Above the computers are some of his earlier, 11 x 17–inch works. A 1987 piece shows its title, Do Letters of the Alphabet Contain Thoughts? surrounded by a jumble of lowercase letters. In My Personal Method of Thinking in Polychrome (1988, acrylic on paper), Plioplys wrote the multicolored words “over and over” in rows across the page.
“Words are essential,” he says; his art “is not just visual.” In his Neurotheology series, he printed each work’s title directly on the canvas—for example, Mathematical Thoughts, University of Chicago or Thoughts of Displaced Sanctity, Rocky Mountains, Colorado—in Arial font. With the title written on the front, the viewer sees more than simply the picture, Plioplys argues: he also sees the artist’s thought process. But his audience didn’t like that particular aesthetic. “People protested,” he says, and he’s since stopped incorporating the titles.

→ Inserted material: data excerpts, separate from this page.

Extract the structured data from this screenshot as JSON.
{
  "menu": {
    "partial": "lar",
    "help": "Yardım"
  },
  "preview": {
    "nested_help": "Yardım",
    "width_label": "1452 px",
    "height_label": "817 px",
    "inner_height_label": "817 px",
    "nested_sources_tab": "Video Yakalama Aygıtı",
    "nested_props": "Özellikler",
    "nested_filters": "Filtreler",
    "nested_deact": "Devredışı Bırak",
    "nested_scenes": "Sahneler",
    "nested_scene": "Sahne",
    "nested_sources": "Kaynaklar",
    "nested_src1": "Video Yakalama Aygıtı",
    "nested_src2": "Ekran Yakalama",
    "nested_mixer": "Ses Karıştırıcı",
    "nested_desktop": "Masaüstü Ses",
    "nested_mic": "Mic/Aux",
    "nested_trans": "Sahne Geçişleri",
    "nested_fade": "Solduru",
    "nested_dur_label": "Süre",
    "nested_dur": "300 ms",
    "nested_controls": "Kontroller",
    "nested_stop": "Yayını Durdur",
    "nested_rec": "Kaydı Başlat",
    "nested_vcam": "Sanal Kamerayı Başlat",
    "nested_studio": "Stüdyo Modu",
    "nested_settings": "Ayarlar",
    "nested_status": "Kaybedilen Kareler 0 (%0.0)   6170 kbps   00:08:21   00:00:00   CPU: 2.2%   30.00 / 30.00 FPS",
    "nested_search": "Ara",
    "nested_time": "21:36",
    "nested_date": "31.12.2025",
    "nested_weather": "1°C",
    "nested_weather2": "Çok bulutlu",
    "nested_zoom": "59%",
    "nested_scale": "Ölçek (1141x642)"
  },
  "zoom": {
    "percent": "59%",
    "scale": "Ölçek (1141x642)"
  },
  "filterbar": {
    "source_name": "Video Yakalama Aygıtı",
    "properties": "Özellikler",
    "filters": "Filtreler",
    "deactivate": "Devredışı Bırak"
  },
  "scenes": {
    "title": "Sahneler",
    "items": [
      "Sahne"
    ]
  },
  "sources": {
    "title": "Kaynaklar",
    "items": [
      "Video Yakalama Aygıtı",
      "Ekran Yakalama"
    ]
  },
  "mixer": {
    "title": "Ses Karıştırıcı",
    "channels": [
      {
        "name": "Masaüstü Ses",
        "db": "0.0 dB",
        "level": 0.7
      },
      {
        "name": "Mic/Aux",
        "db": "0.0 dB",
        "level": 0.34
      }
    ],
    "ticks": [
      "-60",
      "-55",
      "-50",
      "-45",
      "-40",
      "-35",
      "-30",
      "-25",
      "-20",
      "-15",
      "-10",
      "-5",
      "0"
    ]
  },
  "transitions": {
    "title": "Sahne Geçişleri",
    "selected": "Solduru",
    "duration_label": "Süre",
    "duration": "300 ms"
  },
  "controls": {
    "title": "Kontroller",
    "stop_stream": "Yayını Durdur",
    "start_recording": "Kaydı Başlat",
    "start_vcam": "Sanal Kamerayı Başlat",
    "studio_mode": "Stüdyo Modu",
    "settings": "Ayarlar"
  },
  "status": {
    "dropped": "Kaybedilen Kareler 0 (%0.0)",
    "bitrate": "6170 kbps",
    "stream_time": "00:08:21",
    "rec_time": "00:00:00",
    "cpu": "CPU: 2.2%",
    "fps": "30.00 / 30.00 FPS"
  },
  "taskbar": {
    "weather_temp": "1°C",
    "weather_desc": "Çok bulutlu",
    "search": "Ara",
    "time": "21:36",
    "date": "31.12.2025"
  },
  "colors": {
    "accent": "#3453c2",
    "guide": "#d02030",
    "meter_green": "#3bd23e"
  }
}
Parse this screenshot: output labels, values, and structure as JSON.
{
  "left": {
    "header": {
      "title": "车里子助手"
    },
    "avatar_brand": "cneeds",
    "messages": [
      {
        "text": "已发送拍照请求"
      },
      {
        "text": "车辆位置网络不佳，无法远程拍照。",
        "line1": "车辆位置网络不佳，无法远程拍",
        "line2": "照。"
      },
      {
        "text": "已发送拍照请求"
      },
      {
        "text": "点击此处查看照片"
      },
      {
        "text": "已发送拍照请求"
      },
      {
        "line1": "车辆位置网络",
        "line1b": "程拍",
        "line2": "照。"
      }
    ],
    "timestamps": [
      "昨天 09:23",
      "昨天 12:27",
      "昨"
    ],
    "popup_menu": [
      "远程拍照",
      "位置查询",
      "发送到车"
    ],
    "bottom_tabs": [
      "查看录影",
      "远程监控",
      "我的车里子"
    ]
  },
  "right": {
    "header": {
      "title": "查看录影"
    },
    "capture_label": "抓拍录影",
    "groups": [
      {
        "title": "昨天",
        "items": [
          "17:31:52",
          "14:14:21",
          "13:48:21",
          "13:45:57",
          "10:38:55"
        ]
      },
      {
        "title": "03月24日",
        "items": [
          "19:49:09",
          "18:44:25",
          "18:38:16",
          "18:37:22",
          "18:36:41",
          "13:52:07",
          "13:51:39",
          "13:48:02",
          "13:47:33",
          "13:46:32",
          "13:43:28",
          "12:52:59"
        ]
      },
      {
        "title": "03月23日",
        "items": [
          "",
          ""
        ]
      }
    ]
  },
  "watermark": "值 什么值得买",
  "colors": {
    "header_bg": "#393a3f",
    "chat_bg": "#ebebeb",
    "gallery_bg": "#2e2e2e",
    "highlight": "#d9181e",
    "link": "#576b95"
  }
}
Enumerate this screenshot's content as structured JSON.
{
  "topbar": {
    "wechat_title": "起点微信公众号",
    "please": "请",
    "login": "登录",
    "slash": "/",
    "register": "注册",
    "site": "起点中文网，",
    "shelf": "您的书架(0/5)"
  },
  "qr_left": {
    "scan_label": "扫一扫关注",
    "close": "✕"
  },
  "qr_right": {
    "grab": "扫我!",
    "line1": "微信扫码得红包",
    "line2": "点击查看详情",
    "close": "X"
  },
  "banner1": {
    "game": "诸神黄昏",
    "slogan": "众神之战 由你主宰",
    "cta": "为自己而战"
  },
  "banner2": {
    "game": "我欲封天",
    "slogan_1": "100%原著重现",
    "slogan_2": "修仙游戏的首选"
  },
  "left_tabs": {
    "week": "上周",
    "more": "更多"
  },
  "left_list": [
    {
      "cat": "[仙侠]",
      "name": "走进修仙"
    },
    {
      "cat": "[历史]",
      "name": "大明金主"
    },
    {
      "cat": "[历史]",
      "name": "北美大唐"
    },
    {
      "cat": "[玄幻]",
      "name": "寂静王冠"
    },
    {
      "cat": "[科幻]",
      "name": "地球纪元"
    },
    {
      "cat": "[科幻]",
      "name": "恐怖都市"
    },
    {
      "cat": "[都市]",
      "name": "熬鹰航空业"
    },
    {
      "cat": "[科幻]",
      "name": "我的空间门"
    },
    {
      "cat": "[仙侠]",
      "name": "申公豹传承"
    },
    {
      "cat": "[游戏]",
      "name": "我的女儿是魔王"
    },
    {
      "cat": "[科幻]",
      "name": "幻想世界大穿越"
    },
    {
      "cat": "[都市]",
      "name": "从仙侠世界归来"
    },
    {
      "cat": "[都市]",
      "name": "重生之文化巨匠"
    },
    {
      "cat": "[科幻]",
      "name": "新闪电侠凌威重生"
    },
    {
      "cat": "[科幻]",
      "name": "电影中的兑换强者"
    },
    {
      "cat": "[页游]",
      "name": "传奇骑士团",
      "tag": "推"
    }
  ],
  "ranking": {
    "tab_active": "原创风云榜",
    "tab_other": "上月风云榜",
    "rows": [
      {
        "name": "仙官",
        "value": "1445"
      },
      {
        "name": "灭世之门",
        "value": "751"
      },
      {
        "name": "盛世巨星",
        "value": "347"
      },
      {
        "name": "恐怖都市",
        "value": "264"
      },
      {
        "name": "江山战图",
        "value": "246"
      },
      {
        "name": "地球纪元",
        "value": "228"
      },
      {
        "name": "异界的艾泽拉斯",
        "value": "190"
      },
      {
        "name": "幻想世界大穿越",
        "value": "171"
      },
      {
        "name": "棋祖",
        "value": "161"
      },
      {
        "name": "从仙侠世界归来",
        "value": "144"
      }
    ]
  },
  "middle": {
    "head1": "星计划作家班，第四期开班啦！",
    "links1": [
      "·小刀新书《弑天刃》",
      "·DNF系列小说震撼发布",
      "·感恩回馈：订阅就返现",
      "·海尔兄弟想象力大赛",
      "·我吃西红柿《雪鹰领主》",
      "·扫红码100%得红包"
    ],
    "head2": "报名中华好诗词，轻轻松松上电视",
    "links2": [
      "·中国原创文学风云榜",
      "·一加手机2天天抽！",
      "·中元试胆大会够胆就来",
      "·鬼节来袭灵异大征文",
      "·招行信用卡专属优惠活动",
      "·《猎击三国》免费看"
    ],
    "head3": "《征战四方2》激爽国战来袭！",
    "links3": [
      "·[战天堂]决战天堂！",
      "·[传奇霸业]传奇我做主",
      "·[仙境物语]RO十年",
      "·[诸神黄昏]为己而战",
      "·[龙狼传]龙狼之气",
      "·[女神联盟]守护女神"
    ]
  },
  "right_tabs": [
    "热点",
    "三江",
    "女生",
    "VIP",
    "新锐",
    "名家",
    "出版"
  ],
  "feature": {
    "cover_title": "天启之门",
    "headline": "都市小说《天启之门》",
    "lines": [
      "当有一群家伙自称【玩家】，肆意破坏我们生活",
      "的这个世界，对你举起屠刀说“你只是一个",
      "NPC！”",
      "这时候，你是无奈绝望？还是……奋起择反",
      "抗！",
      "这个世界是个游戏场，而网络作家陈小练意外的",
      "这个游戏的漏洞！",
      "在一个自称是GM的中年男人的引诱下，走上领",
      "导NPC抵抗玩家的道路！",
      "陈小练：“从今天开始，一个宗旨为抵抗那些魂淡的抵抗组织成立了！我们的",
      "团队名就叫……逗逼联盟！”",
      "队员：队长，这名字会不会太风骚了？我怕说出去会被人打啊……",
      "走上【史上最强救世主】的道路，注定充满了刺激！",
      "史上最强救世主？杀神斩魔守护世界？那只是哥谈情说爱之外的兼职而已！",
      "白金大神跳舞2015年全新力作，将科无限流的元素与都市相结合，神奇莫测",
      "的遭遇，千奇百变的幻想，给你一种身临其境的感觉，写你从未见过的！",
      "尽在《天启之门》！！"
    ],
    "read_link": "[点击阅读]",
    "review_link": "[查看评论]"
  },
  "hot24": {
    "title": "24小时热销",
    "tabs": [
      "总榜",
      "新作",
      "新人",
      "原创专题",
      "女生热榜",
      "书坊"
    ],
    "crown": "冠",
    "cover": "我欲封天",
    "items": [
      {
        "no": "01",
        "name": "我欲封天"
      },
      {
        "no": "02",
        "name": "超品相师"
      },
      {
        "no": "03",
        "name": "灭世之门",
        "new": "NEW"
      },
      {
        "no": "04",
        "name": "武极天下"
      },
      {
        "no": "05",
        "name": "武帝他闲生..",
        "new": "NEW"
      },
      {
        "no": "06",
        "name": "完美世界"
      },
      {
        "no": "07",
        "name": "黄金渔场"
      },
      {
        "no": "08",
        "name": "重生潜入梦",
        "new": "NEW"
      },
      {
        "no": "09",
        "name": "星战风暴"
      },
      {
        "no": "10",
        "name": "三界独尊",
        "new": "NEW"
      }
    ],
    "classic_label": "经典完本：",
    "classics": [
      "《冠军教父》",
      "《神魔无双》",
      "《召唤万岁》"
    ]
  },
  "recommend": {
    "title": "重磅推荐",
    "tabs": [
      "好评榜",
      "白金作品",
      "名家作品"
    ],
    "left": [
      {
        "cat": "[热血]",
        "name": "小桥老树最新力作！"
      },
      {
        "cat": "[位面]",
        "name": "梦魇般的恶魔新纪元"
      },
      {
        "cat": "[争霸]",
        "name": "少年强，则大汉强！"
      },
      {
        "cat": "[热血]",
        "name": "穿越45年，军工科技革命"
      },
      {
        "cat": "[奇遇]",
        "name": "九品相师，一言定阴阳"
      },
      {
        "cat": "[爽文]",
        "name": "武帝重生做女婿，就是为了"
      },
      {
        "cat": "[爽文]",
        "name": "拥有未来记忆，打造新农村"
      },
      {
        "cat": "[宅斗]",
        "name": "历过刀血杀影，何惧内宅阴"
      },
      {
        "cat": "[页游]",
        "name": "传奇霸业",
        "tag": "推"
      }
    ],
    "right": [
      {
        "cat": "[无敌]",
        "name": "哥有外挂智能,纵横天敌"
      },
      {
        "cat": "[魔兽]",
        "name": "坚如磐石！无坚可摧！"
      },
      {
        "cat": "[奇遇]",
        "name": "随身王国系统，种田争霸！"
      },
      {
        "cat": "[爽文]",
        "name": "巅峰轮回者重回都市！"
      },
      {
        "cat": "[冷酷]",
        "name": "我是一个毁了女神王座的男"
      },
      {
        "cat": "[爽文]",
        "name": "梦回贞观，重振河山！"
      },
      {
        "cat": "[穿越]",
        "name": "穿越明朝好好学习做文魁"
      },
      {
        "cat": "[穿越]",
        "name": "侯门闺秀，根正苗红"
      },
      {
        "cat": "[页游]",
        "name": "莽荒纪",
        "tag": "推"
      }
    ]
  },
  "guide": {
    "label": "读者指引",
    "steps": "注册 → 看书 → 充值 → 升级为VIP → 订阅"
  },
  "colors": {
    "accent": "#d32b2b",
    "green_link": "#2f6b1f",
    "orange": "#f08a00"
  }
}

In recent years Plioplys has cut down his time practicing medicine, partly because of health problems including recent eye surgery for a retinal detachment. He now spends one day a week as an outpatient child-neurology consultant for Advocate Health Care Plans and another day at Marklund Children’s Nursing Home in Bloomington, Illinois, working with children with severe cerebral palsy.
He continues his artistic exploration of the brain and maintains a comprehensive Web site, plioplys.com, where he reflects on each piece. After Chicago’s Balzekas Museum hosted a 2006 retrospective of Plioplys’s art, he has been working on “several cycles of sequences of things”—but he refuses to get specific. “When I talk about it,” he says, it’s bad luck.”
He learns through the process of creating, as some ideas work and others transform into new ones. The “vast majority of complex images get scrapped,” Plioplys says, and he often has to start over. But that’s his personal method of thinking: “over and over.”